Три птички из ниоткуда – порх!
И встала великая снежная буря.
Голос родной из неё зовёт:
– Алёна!..
Бросилась девушка в мглу да снег в чём была.
Метёт тьма великая, бело-синяя, по лицу хлещет; на все голоса воет.
– Куда идёшь, красна девица? Там зима вечная!
– С милым зима, что зелёный май!
– Куда идёшь, красна девица? Там льды вострые.
– С милым что лёд, что хрусталь.
– Куда идёшь, красна девица? Там снега непролазные.
– С милым что снег, что лебяжий пух.
Вдруг посветлело. И летят на встречу не льдинки-морозинки, а пух с одуванчиков. Поле из них кругом... Не льдами горит – кристальной росой.
Ни тепло, ни жарко, светло да бело.
Долго-ли идёт, коротко, дворец видится. Стеклянный – блестит, аж жаром пышет!
Входит Алёнушка под своды его зеркальные; идёт переходами- коридорами, одни других чудней. Вступает в тронную залу.
А там, в необьятной палате сидит женщина из стекла зелёного: ни дать, ни взять, статуя. Крепкая да высокая.
Робко-робко к ней девица двинулась.
Раз – открыла глаза ледяная царица.
– А вот и ты пожаловала!.. Невестушка. Много вас на красоту и богатство позарилось, да не каждая сквозь метель прошла.
Заходи, гостьей будешь.
– Мне бы Финиста увидеть...
– Улетел твой сокол.
Коль докажешь, что ты ему пара, выйду на башню высокую, свистну на четыре стороны. Прилетит – свадьбу сыграем.
Не докажешь – с девой птичих кровей индийской сосватаю.
Осталась Алёна в ледяном дворце; хоть и боязно, а за любовь побороться надо. Ишь ты, дева кровей индийских в соперницах!
***
Наступил час испытаний. Вывела Льдица-царица девчонку к реке большой. На ней лёд-стекло, с дуб толщиной, да прорубь с напёрсток.
Рядом белья три холма; деревца сверху выросли.
– Выстирай всё бельё; времени даю один час.
И удалилась.
Закручинилась было Алёна, запротивилась.

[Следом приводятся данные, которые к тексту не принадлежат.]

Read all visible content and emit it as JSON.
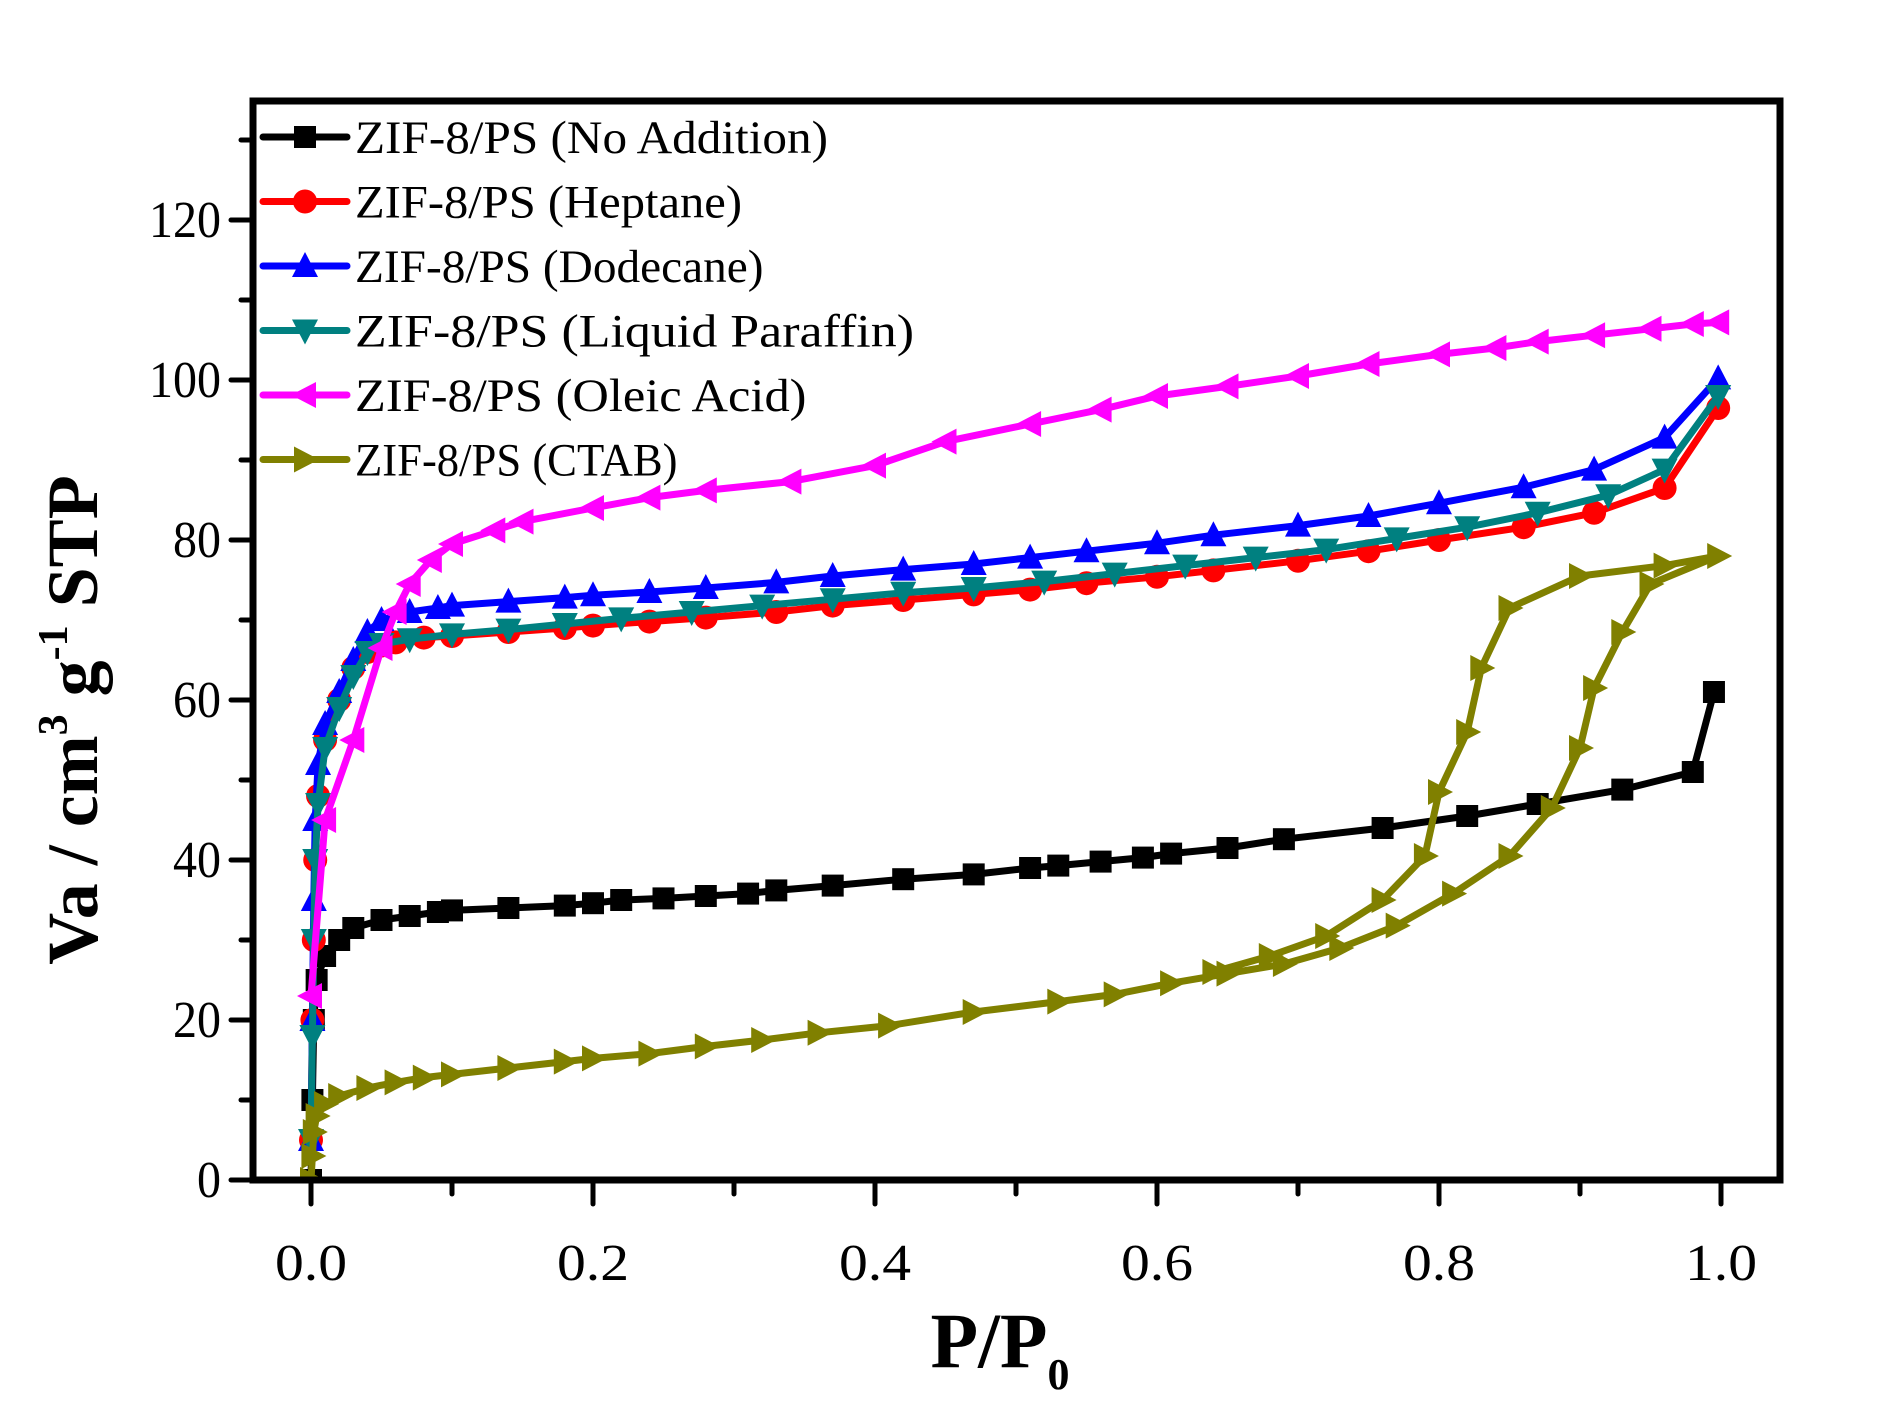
{
  "chart_data": {
    "type": "line",
    "title": "",
    "xlabel": "P/P",
    "xlabel_subscript": "0",
    "ylabel_parts": [
      "Va / cm",
      "3",
      " g",
      "-1",
      " STP"
    ],
    "xlim": [
      -0.04,
      1.04
    ],
    "ylim": [
      0,
      135
    ],
    "x_ticks": [
      0.0,
      0.2,
      0.4,
      0.6,
      0.8,
      1.0
    ],
    "x_tick_labels": [
      "0.0",
      "0.2",
      "0.4",
      "0.6",
      "0.8",
      "1.0"
    ],
    "x_minor_ticks": [
      0.1,
      0.3,
      0.5,
      0.7,
      0.9
    ],
    "y_ticks": [
      0,
      20,
      40,
      60,
      80,
      100,
      120
    ],
    "y_tick_labels": [
      "0",
      "20",
      "40",
      "60",
      "80",
      "100",
      "120"
    ],
    "y_minor_ticks": [
      10,
      30,
      50,
      70,
      90,
      110,
      130
    ],
    "grid": false,
    "legend_position": "top-left",
    "series": [
      {
        "name": "ZIF-8/PS (No Addition)",
        "color": "#000000",
        "marker": "square",
        "x": [
          0,
          0.001,
          0.002,
          0.004,
          0.01,
          0.02,
          0.03,
          0.05,
          0.07,
          0.09,
          0.1,
          0.14,
          0.18,
          0.2,
          0.22,
          0.25,
          0.28,
          0.31,
          0.33,
          0.37,
          0.42,
          0.47,
          0.51,
          0.53,
          0.56,
          0.59,
          0.61,
          0.65,
          0.69,
          0.76,
          0.82,
          0.87,
          0.93,
          0.98,
          0.995
        ],
        "y": [
          0,
          10,
          20,
          25,
          28,
          30,
          31.5,
          32.5,
          33,
          33.5,
          33.7,
          34,
          34.3,
          34.6,
          35,
          35.2,
          35.5,
          35.8,
          36.2,
          36.8,
          37.6,
          38.2,
          39,
          39.3,
          39.8,
          40.3,
          40.8,
          41.5,
          42.6,
          44,
          45.5,
          47,
          48.8,
          51,
          61
        ]
      },
      {
        "name": "ZIF-8/PS (Heptane)",
        "color": "#ff0000",
        "marker": "circle",
        "x": [
          0,
          0.001,
          0.002,
          0.003,
          0.005,
          0.01,
          0.02,
          0.03,
          0.04,
          0.05,
          0.06,
          0.08,
          0.1,
          0.14,
          0.18,
          0.2,
          0.24,
          0.28,
          0.33,
          0.37,
          0.42,
          0.47,
          0.51,
          0.55,
          0.6,
          0.64,
          0.7,
          0.75,
          0.8,
          0.86,
          0.91,
          0.96,
          0.998
        ],
        "y": [
          5,
          20,
          30,
          40,
          48,
          55,
          60,
          64,
          66,
          66.8,
          67.2,
          67.8,
          68,
          68.5,
          69,
          69.3,
          69.8,
          70.3,
          71,
          71.8,
          72.5,
          73.2,
          73.8,
          74.6,
          75.4,
          76.2,
          77.4,
          78.6,
          80,
          81.6,
          83.4,
          86.5,
          96.5
        ]
      },
      {
        "name": "ZIF-8/PS (Dodecane)",
        "color": "#0000ff",
        "marker": "triangle-up",
        "x": [
          0,
          0.001,
          0.002,
          0.003,
          0.005,
          0.01,
          0.02,
          0.03,
          0.04,
          0.05,
          0.07,
          0.09,
          0.1,
          0.14,
          0.18,
          0.2,
          0.24,
          0.28,
          0.33,
          0.37,
          0.42,
          0.47,
          0.51,
          0.55,
          0.6,
          0.64,
          0.7,
          0.75,
          0.8,
          0.86,
          0.91,
          0.96,
          0.998
        ],
        "y": [
          5,
          20,
          35,
          45,
          52,
          57,
          61,
          65,
          68.5,
          70,
          71,
          71.5,
          71.8,
          72.3,
          72.8,
          73.1,
          73.5,
          74,
          74.7,
          75.5,
          76.3,
          77,
          77.8,
          78.6,
          79.6,
          80.6,
          81.8,
          83,
          84.6,
          86.6,
          88.8,
          92.8,
          100.2
        ]
      },
      {
        "name": "ZIF-8/PS (Liquid Paraffin)",
        "color": "#008080",
        "marker": "triangle-down",
        "x": [
          0,
          0.001,
          0.002,
          0.003,
          0.005,
          0.01,
          0.02,
          0.03,
          0.04,
          0.05,
          0.07,
          0.1,
          0.14,
          0.18,
          0.22,
          0.27,
          0.32,
          0.37,
          0.42,
          0.47,
          0.52,
          0.57,
          0.62,
          0.67,
          0.72,
          0.77,
          0.82,
          0.87,
          0.92,
          0.96,
          0.998
        ],
        "y": [
          5,
          18,
          30,
          40,
          47,
          54,
          59,
          63,
          66,
          67,
          67.6,
          68.2,
          68.8,
          69.5,
          70.2,
          71,
          71.8,
          72.6,
          73.4,
          74,
          74.8,
          75.8,
          76.8,
          77.8,
          78.8,
          80.2,
          81.6,
          83.4,
          85.6,
          88.8,
          98
        ]
      },
      {
        "name": "ZIF-8/PS (Oleic Acid)",
        "color": "#ff00ff",
        "marker": "triangle-left",
        "x": [
          0,
          0.01,
          0.03,
          0.05,
          0.06,
          0.07,
          0.085,
          0.1,
          0.13,
          0.15,
          0.2,
          0.24,
          0.28,
          0.34,
          0.4,
          0.45,
          0.51,
          0.56,
          0.6,
          0.65,
          0.7,
          0.75,
          0.8,
          0.84,
          0.87,
          0.91,
          0.95,
          0.98,
          0.998
        ],
        "y": [
          23,
          45,
          55,
          66.5,
          71,
          74.5,
          77.5,
          79.5,
          81.2,
          82.3,
          84,
          85.3,
          86.2,
          87.3,
          89.3,
          92.3,
          94.5,
          96.3,
          98,
          99.2,
          100.5,
          102,
          103.2,
          104,
          104.8,
          105.6,
          106.4,
          107,
          107.2
        ]
      },
      {
        "name": "ZIF-8/PS (CTAB)",
        "color": "#808000",
        "marker": "triangle-right",
        "x": [
          0,
          0.001,
          0.002,
          0.004,
          0.01,
          0.02,
          0.04,
          0.06,
          0.08,
          0.1,
          0.14,
          0.18,
          0.2,
          0.24,
          0.28,
          0.32,
          0.36,
          0.41,
          0.47,
          0.53,
          0.57,
          0.61,
          0.65,
          0.69,
          0.73,
          0.77,
          0.81,
          0.85,
          0.88,
          0.9,
          0.91,
          0.93,
          0.95,
          0.998,
          0.96,
          0.9,
          0.85,
          0.83,
          0.82,
          0.8,
          0.79,
          0.76,
          0.72,
          0.68,
          0.64
        ],
        "y": [
          0,
          3,
          6,
          8,
          9.5,
          10.5,
          11.5,
          12.2,
          12.8,
          13.2,
          14,
          14.8,
          15.2,
          15.8,
          16.7,
          17.5,
          18.4,
          19.3,
          21,
          22.3,
          23.2,
          24.6,
          25.8,
          27,
          29,
          31.8,
          35.8,
          40.5,
          46.5,
          54,
          61.5,
          68.5,
          74.5,
          78,
          76.8,
          75.5,
          71.5,
          64,
          56,
          48.5,
          40.5,
          35,
          30.5,
          28,
          26
        ]
      }
    ]
  }
}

Да про пёрышко вспомнила...
Махнула пером – выскочили три птички-невелички.
Ударились оземь.
Стала одна большим озером; другая бабами-постирухами; третья дедком-горячи-руки.
И ну за работу! Бабы бельё стирают, дед руками гладит да осушает.
Час как миг – работа готова!
– Не дурно, милая. Да постирать любая девка сумеет...
Завтра ещё тебя испытаю.
***
Идут Льдица-царица с Алёною на поварской двор. Снега из сахара, фигурки кругом, как лёд – карамель резная.
Входят в кухню широкую.
Там стол и печь; на подоконнике горстка муки да яичко.
– Испеки-ка мне караваюшку: в хоровод обхватом, высотой в часовенку. Времени тебе – один час.
И удалилась.
Девица не растерялась: достала пёрышко. Махнула – вылетели три птички-невелички.
Ударились о земь.
Первая стала чудо-мешком: бери из него, чего надобно, да сколько душе угодно.
Вторая стала стряпухами-Авдотьями, а третья волшебными часиками.
Еле-еле идут, время тянут.
И пошла работа!
Стряпухи из мешка хвать-хвать то молочка, то маслица; то муки, то яичка. Опару ставить, тесто месить, в форму лепить да в печь садить! Печь по размеру тож из мешочка – волшебная штука...
А часики, знай, время тянут.
Вот каравай готов: в хоровод обхватом, высотой в часовенку. А дух стоит – царица до времени сама пришла.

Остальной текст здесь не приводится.